Peraturan kemasan polos rokok oleh beberapa
negara itu dipandang amat berlebihan. Itu amat melemahkan daya saing produk
tembakau Indonesia di negara-negara tersebut, yang bisa mengakibatkan
penurunan permintaan bahan baku tembakau dari Indonesia yang telah menopang
kebutuhan pasar dalam negeri dan pasar ekspor selama ini. Indonesia merupakan
negara penghasil rokok keretek (rokok cengkih) terbesar di dunia, dan produsen-eksportir
nomor dua terbesar di dunia untuk produk tembakau pabrikan. Setidaknya,
tembakau itu disumbangkan empat daerah di Indonesia sebagai wilayah penghasil
utama tembakau, cengkih, dan keretek, yaitu Temanggung, Kudus (Jawa Tengah),
Kediri (Jatim), dan Minahasa (Sulut).
Dengan kata lain, bisa dibayangkan jika
Prancis menerapkan diskriminasi tembakau, banyak petani tembakau khususnya di
empat wilayah itu yang bakal terkena imbasnya. Kebijakan itu dengan mudah
menjalar ke produk lain yang juga memiliki risiko kesehatan, misalkan bila
Indonesia melakukan hal serupa pada produk-produk unggulan Prancis. Sebagai
contoh, menerapkan kebijakan kemasan polos pada produk unggulan seperti
produk minuman anggur atau produk minuman beralkohol lainnya.

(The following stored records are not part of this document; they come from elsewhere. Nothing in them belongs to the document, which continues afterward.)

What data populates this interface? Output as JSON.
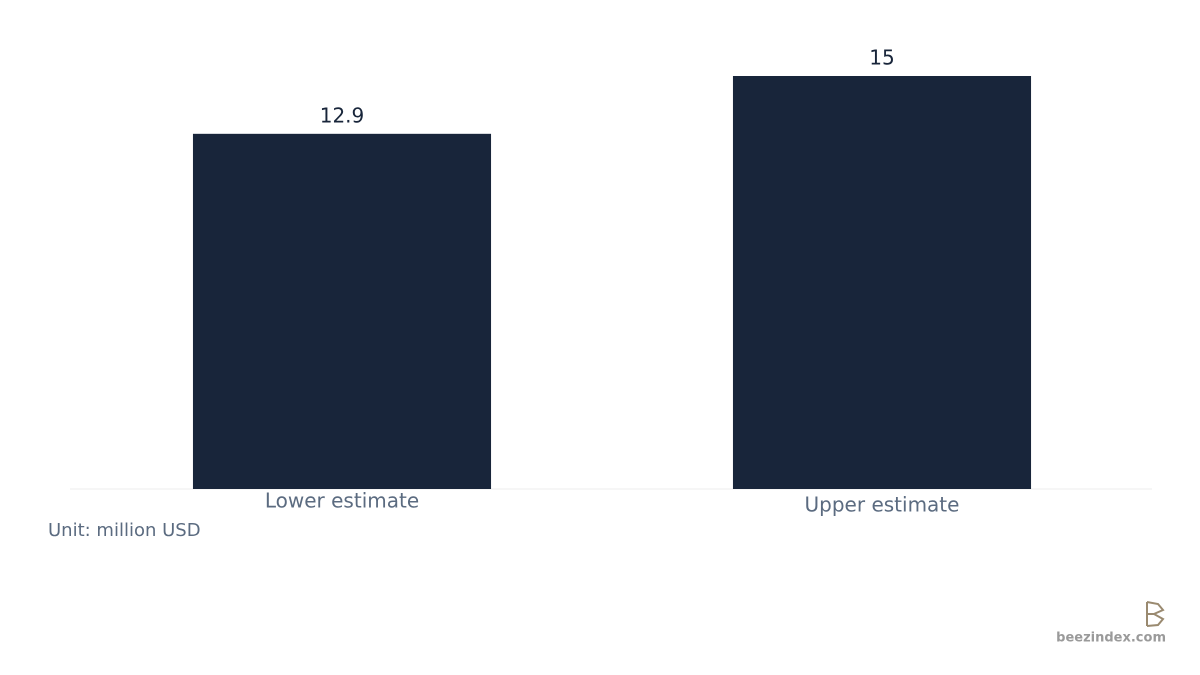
{
  "chart_data": {
    "type": "bar",
    "categories": [
      "Lower estimate",
      "Upper estimate"
    ],
    "values": [
      12.9,
      15
    ],
    "color": "#18253a",
    "unit_note": "Unit: million USD",
    "watermark": "beezindex.com"
  }
}
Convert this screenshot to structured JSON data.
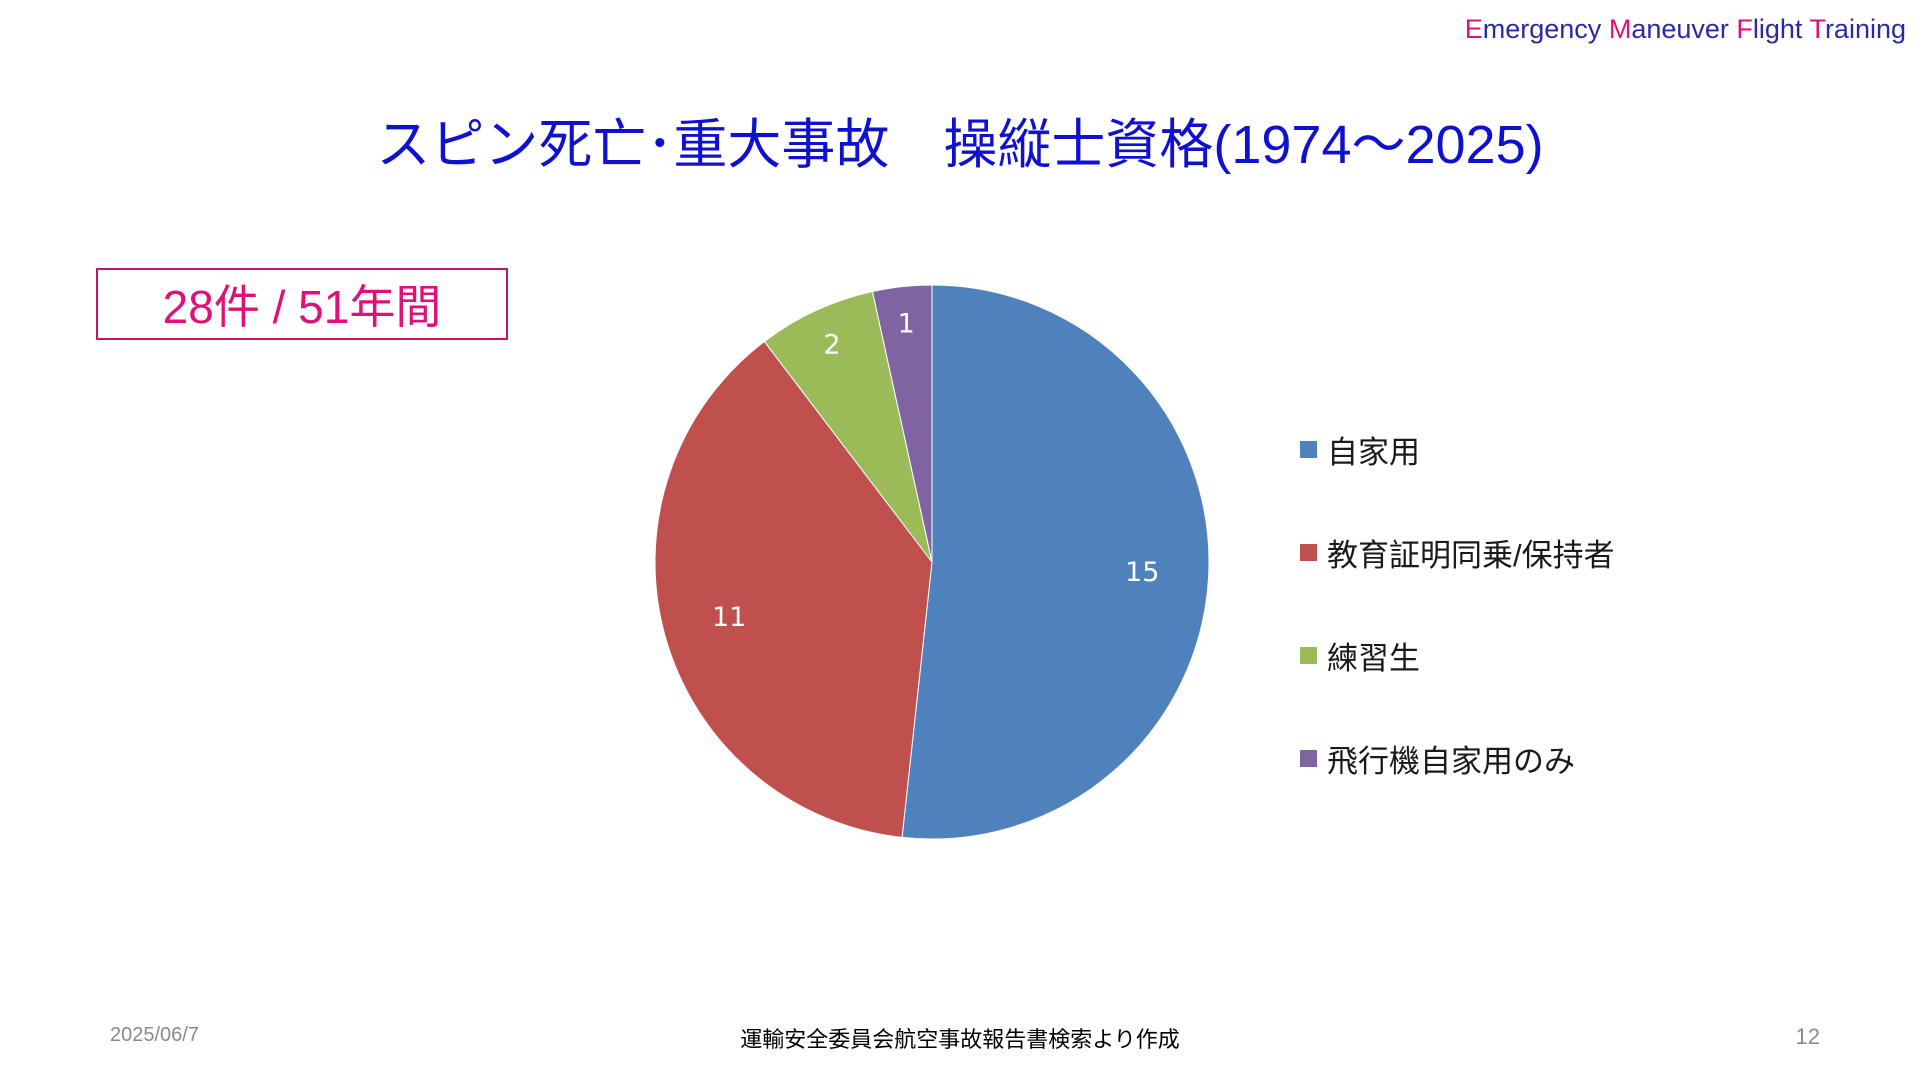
{
  "header": {
    "brand_parts": [
      {
        "cap": "E",
        "rest": "mergency "
      },
      {
        "cap": "M",
        "rest": "aneuver "
      },
      {
        "cap": "F",
        "rest": "light "
      },
      {
        "cap": "T",
        "rest": "raining"
      }
    ]
  },
  "slide": {
    "title": "スピン死亡･重大事故　操縦士資格(1974～2025)",
    "count_label": "28件 / 51年間"
  },
  "chart_data": {
    "type": "pie",
    "start_angle": "12 o'clock",
    "direction": "clockwise",
    "legend_position": "right",
    "categories": [
      "自家用",
      "教育証明同乗/保持者",
      "練習生",
      "飛行機自家用のみ"
    ],
    "values": [
      15,
      11,
      2,
      1
    ],
    "colors": [
      "#4f81bd",
      "#c0504d",
      "#9bbb59",
      "#8064a2"
    ]
  },
  "footer": {
    "date": "2025/06/7",
    "source": "運輸安全委員会航空事故報告書検索より作成",
    "page": "12"
  }
}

Sudah sepantasnya bagi Prancis untuk
mempertimbangkan kebijakan mereka mengingat imbas negatif terhadap petani
anggurnya. Hal yang paling logis ialah bagi Prancis untuk mencabut kebijakan
kemasan polos rokok mereka. Di samping itu, Prancis mestinya mempertimbangkan
pernyataan Duta Besar Indonesia untuk Organisasi Perdagangan Dunia (WTO) Iman
Pambagyo, apabila Prancis merasa berhak menerapkan kemasan polos pada rokok,
Indonesia juga punya legitimasi menerapkan kemasan polos pada minuman
beralkohol karena membahayakan kesehatan.
Pasalnya, selama ini Prancis merupakan
penghasil minuman anggur terbesar dengan produksi 46,7 juta hektoliter.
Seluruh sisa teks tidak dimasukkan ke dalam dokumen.